The adolescent brain is still developing, and while differences in scores from one test to the next could represent post-concussion syndrome, they might also reflect the myriad other factors that can affect a young person’s cognitive abilities from day to day—everything from sleep to attitude to learning. Or maybe some overeager athletes are intentionally flubbing their baseline tests, so they can beat their scores and stay on the field even with minor symptoms. It may sound far-fetched that kids would try to game the test, but that’s one of Lovell’s main selling points: He says his computer program can catch athletes who try to hide their symptoms—the ones who pretend their headaches have gone away so they can get into Friday night’s game. As for the kids who try to botch their baseline, Lovell says he’s come up with a “validity scale” to catch them. “It basically looks for deviant performances.

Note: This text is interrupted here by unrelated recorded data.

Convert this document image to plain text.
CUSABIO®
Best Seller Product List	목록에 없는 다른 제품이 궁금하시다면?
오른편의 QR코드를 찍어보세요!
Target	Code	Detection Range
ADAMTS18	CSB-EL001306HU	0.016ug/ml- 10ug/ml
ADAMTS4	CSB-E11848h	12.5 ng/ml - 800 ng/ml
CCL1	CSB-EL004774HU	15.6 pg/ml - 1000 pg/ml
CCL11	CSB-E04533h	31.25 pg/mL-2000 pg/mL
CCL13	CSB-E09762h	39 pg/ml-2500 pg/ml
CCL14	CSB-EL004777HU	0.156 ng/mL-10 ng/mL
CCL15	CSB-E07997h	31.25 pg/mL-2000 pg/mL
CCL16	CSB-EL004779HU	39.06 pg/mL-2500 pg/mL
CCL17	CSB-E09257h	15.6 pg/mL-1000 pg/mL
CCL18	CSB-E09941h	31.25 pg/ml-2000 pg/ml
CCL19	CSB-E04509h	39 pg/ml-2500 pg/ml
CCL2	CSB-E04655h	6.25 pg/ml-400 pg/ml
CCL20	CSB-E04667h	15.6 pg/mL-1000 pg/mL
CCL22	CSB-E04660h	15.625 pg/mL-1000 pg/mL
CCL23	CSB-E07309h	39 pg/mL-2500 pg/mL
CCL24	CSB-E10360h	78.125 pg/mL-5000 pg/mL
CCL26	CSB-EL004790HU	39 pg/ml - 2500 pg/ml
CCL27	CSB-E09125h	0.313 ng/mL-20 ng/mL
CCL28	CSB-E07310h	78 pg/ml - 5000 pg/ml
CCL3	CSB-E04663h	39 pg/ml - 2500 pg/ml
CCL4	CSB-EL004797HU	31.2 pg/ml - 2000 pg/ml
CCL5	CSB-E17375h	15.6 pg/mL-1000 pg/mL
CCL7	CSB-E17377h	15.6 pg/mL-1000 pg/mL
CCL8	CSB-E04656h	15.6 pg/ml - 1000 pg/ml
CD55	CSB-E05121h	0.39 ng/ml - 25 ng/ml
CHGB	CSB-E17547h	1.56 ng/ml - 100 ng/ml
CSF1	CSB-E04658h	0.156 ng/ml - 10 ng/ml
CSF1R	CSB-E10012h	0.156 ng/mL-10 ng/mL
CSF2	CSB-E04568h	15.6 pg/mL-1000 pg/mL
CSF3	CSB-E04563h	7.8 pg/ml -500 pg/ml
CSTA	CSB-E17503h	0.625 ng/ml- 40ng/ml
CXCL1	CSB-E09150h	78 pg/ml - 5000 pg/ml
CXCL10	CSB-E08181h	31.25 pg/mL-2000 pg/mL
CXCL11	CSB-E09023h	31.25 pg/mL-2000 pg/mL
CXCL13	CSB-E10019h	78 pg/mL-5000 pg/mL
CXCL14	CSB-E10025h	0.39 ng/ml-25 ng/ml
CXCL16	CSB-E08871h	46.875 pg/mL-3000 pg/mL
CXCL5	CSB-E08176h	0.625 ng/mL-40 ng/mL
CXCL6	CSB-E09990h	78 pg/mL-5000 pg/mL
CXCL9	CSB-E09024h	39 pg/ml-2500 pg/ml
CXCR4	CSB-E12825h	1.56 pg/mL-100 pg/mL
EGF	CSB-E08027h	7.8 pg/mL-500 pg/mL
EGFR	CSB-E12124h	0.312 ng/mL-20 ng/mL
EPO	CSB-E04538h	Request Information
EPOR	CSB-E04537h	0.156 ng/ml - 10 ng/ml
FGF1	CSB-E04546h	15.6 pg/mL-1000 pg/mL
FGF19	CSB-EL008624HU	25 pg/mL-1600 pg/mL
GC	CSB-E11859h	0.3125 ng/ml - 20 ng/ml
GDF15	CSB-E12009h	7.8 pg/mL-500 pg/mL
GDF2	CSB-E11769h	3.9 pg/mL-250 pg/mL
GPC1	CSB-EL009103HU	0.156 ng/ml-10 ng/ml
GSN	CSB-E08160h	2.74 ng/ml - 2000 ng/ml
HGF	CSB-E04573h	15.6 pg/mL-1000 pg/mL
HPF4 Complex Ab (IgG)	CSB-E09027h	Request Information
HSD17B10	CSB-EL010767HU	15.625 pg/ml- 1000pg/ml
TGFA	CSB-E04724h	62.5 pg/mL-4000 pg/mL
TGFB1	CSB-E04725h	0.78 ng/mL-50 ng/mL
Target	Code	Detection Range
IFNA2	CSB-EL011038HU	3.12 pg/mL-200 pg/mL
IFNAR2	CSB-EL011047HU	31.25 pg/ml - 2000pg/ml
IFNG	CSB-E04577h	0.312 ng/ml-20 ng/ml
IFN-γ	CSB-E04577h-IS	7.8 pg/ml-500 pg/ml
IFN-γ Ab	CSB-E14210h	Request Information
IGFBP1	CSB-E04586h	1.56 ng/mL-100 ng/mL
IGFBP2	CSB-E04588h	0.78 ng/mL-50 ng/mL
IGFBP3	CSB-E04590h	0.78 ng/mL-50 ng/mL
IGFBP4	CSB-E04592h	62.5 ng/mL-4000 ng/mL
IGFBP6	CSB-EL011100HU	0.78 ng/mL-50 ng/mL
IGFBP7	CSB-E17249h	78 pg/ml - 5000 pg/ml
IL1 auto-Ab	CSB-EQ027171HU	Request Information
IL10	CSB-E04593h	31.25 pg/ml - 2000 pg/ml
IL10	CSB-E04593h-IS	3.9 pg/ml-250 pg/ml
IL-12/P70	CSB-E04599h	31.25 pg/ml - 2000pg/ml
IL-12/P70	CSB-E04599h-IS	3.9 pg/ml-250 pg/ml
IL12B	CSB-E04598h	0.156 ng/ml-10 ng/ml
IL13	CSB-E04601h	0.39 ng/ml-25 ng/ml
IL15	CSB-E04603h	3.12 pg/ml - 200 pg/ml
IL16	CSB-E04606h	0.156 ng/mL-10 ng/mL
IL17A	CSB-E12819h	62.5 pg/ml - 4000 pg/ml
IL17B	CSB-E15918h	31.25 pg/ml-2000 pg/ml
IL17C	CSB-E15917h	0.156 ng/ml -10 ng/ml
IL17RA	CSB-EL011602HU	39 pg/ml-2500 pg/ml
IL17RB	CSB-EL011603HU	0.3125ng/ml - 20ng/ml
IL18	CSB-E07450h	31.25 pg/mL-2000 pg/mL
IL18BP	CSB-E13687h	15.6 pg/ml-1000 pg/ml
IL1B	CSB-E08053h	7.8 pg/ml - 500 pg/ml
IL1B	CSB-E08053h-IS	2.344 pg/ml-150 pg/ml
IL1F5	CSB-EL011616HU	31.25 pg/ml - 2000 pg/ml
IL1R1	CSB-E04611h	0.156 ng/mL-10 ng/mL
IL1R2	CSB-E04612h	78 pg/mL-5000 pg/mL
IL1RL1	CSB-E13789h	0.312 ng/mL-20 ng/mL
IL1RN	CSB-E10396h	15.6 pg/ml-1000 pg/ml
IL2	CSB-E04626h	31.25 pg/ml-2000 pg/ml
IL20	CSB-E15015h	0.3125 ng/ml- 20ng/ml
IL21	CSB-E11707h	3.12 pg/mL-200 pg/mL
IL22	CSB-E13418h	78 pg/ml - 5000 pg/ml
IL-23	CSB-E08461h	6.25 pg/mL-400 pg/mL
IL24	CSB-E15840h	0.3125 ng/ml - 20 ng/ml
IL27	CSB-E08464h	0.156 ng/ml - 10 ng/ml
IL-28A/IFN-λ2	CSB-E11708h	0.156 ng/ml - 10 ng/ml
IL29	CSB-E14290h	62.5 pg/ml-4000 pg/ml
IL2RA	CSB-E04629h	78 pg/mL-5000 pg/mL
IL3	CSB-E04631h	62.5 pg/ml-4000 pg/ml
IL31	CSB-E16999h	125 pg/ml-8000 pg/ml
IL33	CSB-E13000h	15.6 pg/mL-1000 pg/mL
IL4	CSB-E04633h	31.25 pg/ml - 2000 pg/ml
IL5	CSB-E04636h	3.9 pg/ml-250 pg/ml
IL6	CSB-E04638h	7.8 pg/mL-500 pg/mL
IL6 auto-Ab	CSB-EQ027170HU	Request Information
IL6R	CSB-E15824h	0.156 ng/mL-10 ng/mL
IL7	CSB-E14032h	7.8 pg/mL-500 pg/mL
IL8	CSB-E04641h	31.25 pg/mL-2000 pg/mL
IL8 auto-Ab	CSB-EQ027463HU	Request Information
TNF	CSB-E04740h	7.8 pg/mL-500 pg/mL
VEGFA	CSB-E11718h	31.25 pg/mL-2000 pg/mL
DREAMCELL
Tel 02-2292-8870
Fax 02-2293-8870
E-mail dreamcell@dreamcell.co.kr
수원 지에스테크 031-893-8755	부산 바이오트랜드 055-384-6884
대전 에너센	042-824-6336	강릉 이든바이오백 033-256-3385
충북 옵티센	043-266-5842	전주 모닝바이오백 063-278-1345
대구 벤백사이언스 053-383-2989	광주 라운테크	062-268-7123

It’s our secret sauce.”
All that aside, if you’re to trust the numbers, the ImPACT test would need to produce the same scores on a given kid each time he or she takes it in an unimpaired state. That doesn’t always happen. In one independent study, 118 healthy student volunteers took a baseline ImPACT test andthen returned to retake the test twice more, 45 and 50 days later. In the follow-ups, more than one-third of the concussion-free participants showed up as false positives, which made it seem as if they really had the symptoms of a concussion and were maybe lying about the symptoms. Lovell points to the fact that this study was published in the second-tier Journal of Athletic Training, rather than a more respected neurology journal. But while it’s true that other studies have found slightly better correlations from test to test, critics say there’s still so much variability between the baseline and follow-ups that it’s virtually impossible to use them for calculating an overall probability of impairment. Two more studies, published last month examined the usefulness of ImPACT and concluded that it has very little practical value. The reliability of the test is “unacceptably low,” one warned, before saying that “the empirical evidence does not support the use of ImPACT testing for determining the time of postconcussion return to play.”
So why have hundreds of high schools, colleges and professional sports teams have adopted ImPACT testing? In a word: money. Every time a player gets seriously hurt, it creates hysteria that something needs to be done. “The response is, let’s throw some money at something, and ImPACT is there to say, we’ll take your money,” says Robert Sallis, the sports physician. ImPACT sells some more tests, and those in charge can show that they’re doing something and protect themselves from potential lawsuits. It’s not just ImPACT getting a cut. Neuropsychologists and other experts who pony up a yearly $1,500 subscription fee are christened “certified ImPACT consultants” and promised “access to ImPACT’s sports concussion business practice tool,” “extra public relations assistance with your local media,” and “excellent referral opportunities.” Neuropsychologists can charge $500 or more to interpret the test, turning a mild concussion into a $500 or $1,000 bill. And while the schools that sign up for ImPACT through the “public service” program get free testing for the first year, they’re on the hook after that.
This is more a clever marketing ploy than sound medical practice. Coaches don’t need a computerized test to prevent concussed athletes from going back on the field before they’re symptom-free, they need a sporting culture that takes concussions seriously and makes it OK to sit out a game because you’re hurt. If we really care about the dangers of concussions, we should be trying to prevent them in the first place, and that’s something ImPACT testing never addresses. Which may explain some of its appeal—it gives the illusion of doing something about concussions without the bother of changing the game.